Two FDA advisory committees — the Over-the-Counter Drugs Advisory Committee and the Reproductive and Urological Drugs Advisory Committee — will meet on May 9 and 10 to consider HRA Pharma’s Rx-to-OTC conversion application for Opill.
Sometimes referred to as the ‘minipill’, Opill contains only progestin, unlike many oral contraceptives which contain both progestin and estrogen.
This is the appeal of the minipill. Since it does not contain estrogen, which increases the risk of blood clotting by a multiple, the progestin-only pills are seen as having a lower risk.
The modus operandi is to thicken the mucus in the cervix, making it difficult for sperm to enter the uterus and fertilize an egg.
Progestogen-only pills do not prevent ovulation as well as combined birth control pills. Therefore, the effectiveness is slightly lower.

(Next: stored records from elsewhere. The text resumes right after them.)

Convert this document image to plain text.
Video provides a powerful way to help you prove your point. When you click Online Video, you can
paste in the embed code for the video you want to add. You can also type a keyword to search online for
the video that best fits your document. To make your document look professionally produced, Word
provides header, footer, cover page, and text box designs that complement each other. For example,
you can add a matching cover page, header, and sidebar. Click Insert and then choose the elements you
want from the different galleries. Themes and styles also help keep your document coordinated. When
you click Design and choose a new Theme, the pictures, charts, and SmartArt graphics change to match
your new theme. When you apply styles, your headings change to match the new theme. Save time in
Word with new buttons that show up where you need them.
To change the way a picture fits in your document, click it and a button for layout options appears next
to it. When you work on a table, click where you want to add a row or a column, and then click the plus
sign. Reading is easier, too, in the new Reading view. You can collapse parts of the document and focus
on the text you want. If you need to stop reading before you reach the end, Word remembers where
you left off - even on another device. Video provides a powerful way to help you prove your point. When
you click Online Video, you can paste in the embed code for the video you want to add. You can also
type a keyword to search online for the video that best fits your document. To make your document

Dr. Daniel Grossman, director of the Advancing New Standards in Reproductive Health (ANSIRH) program at the University of California, San Francisco, said: “Oral contraceptives are one of the safest medications I can prescribe to my patients, and the science is clear that they are safe and effective for over-the-counter use. The prescription obligation forms a medically unnecessary barrier that continues to keep healthcare out of reach.’

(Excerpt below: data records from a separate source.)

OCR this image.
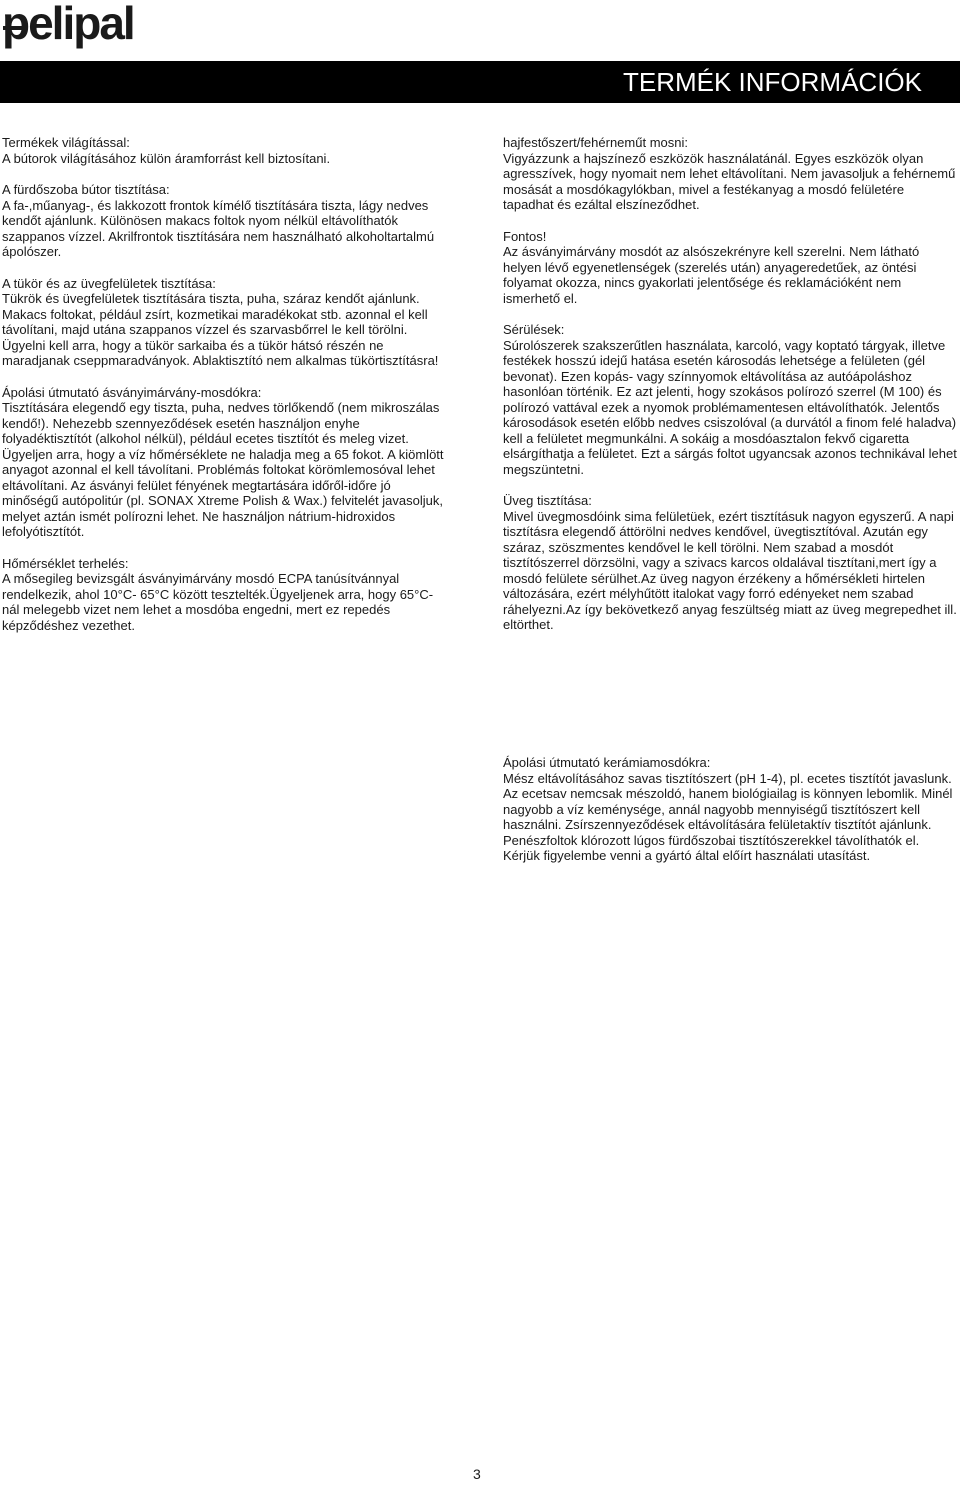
pelipal
TERMÉK INFORMÁCIÓK

Termékek világítással:

A bútorok világításához külön áramforrást kell biztosítani.

A fürdőszoba bútor tisztítása:

A fa-,műanyag-, és lakkozott frontok kímélő tisztítására tiszta, lágy nedves kendőt ajánlunk. Különösen makacs foltok nyom nélkül eltávolíthatók szappanos vízzel. Akrilfrontok tisztítására nem használható alkoholtartalmú ápolószer.

A tükör és az üvegfelületek tisztítása:

Tükrök és üvegfelületek tisztítására tiszta, puha, száraz kendőt ajánlunk. Makacs foltokat, például zsírt, kozmetikai maradékokat stb. azonnal el kell távolítani, majd utána szappanos vízzel és szarvasbőrrel le kell törölni. Ügyelni kell arra, hogy a tükör sarkaiba és a tükör hátsó részén ne maradjanak cseppmaradványok. Ablaktisztító nem alkalmas tükörtisztításra!

Ápolási útmutató ásványimárvány-mosdókra:

Tisztítására elegendő egy tiszta, puha, nedves törlőkendő (nem mikroszálas kendő!). Nehezebb szennyeződések esetén használjon enyhe folyadéktisztítót (alkohol nélkül), például ecetes tisztítót és meleg vizet. Ügyeljen arra, hogy a víz hőmérséklete ne haladja meg a 65 fokot. A kiömlött anyagot azonnal el kell távolítani. Problémás foltokat körömlemosóval lehet eltávolítani. Az ásványi felület fényének megtartására időről-időre jó minőségű autópolitúr (pl. SONAX Xtreme Polish & Wax.) felvitelét javasoljuk, melyet aztán ismét polírozni lehet. Ne használjon nátrium-hidroxidos lefolyótisztítót.

Hőmérséklet terhelés:

A mősegileg bevizsgált ásványimárvány mosdó ECPA tanúsítvánnyal rendelkezik, ahol 10°C- 65°C között tesztelték.Ügyeljenek arra, hogy 65°C-nál melegebb vizet nem lehet a mosdóba engedni, mert ez repedés képződéshez vezethet.

hajfestőszert/fehérneműt mosni:

Vigyázzunk a hajszínező eszközök használatánál. Egyes eszközök olyan agresszívek, hogy nyomait nem lehet eltávolítani. Nem javasoljuk a fehérnemű mosását a mosdókagylókban, mivel a festékanyag a mosdó felületére tapadhat és ezáltal elszíneződhet.

Fontos!

Az ásványimárvány mosdót az alsószekrényre kell szerelni. Nem látható helyen lévő egyenetlenségek (szerelés után) anyageredetűek, az öntési folyamat okozza, nincs gyakorlati jelentősége és reklamációként nem ismerhető el.

Sérülések:

Súrolószerek szakszerűtlen használata, karcoló, vagy koptató tárgyak, illetve festékek hosszú idejű hatása esetén károsodás lehetsége a felületen (gél bevonat). Ezen kopás- vagy színnyomok eltávolítása az autóápoláshoz hasonlóan történik. Ez azt jelenti, hogy szokásos polírozó szerrel (M 100) és polírozó vattával ezek a nyomok problémamentesen eltávolíthatók. Jelentős károsodások esetén előbb nedves csiszolóval (a durvától a finom felé haladva) kell a felületet megmunkálni. A sokáig a mosdóasztalon fekvő cigaretta elsárgíthatja a felületet. Ezt a sárgás foltot ugyancsak azonos technikával lehet megszüntetni.

Üveg tisztítása:

Mivel üvegmosdóink sima felületüek, ezért tisztításuk nagyon egyszerű. A napi tisztításra elegendő áttörölni nedves kendővel, üvegtisztítóval. Azután egy száraz, szöszmentes kendővel le kell törölni. Nem szabad a mosdót tisztítószerrel dörzsölni, vagy a szivacs karcos oldalával tisztítani,mert így a mosdó felülete sérülhet.Az üveg nagyon érzékeny a hőmérsékleti hirtelen változására, ezért mélyhűtött italokat vagy forró edényeket nem szabad ráhelyezni.Az így bekövetkező anyag feszültség miatt az üveg megrepedhet ill. eltörthet.

Ápolási útmutató kerámiamosdókra:

Mész eltávolításához savas tisztítószert (pH 1-4), pl. ecetes tisztítót javaslunk. Az ecetsav nemcsak mészoldó, hanem biológiailag is könnyen lebomlik. Minél nagyobb a víz keménysége, annál nagyobb mennyiségű tisztítószert kell használni. Zsírszennyeződések eltávolítására felületaktív tisztítót ajánlunk. Penészfoltok klórozott lúgos fürdőszobai tisztítószerekkel távolíthatók el. Kérjük figyelembe venni a gyártó által előírt használati utasítást.

3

Many other countries in Latin America and Europe offer access to contraception without a prescription, but the US is lagging behind.
In 2021, the UK approved its first-ever over-the-counter option, also made by HRA Pharma.
When it comes to abortion rights and access to reproductive health care, the US political landscape is fractured and vicious.
Currently, right-wing doctors and political activist groups are battling in court to withdraw FDA approval of mifepristone, one in a cocktail of two drugs that safely and effectively terminates a pregnancy without surgery.
Over-the-counter birth control advocates have been making their case for years, pointing to stark racial and wealth disparities that make access to birth control difficult for minority communities, the young and the poor.
Prescription requirements create barriers for the young and the very poor who do not have health insurance or the financial resources to pay for a doctor and make arrangements around that appointment, such as organizing childcare and transportation.
Over-the-counter birth control available at regular pharmacies would also be a boon to the millions of American women living in so-called birth control deserts — geographic areas that lack funding from federal and state programs, such as Title X and Medicaid, to turn the number low cost family planning clinics needed to serve a particular population.
Victoria Nichols, project leader of the Free the Pill advocacy group said: ‘It is time to release the pill and ensure that those who have long faced the most barriers in care due to systemic inequalities have access to an over-the-counter birth control pill that is affordably priced and covered by insurance.
“The Days of the Current Prescription Requirement — A Barrier Disproportionately Impacting Black, Native, Latina/x, Asian Americans, Native Hawaiian and Pacific Islander Communities, LGBTQ+ People, Youth, People with Disabilities, and Those Who Work to make ends meet – are numbered.’
Access to effective contraception is critical to public health, as about half of all pregnancies are unintended.
The quashing last year in SCOTUS of the 1973 Roe v. Wade decision, which established the federal guarantee for abortion, was not entirely unexpected by abortion advocates and opponents, as a draft opinion had been leaked about a month earlier.
But something about Judge Clarence Thomas’s concurrence sent chills among abortion rights advocacy groups.
Judge Thomas wrote that striking down Roe v. Wade should also open the Supreme Court to review other precedents that could be considered “demonstrably false,” including the right for married couples to purchase and use birth control without government restrictions stemming from the landmark 1965 ruling in Griswold v. Connecticut.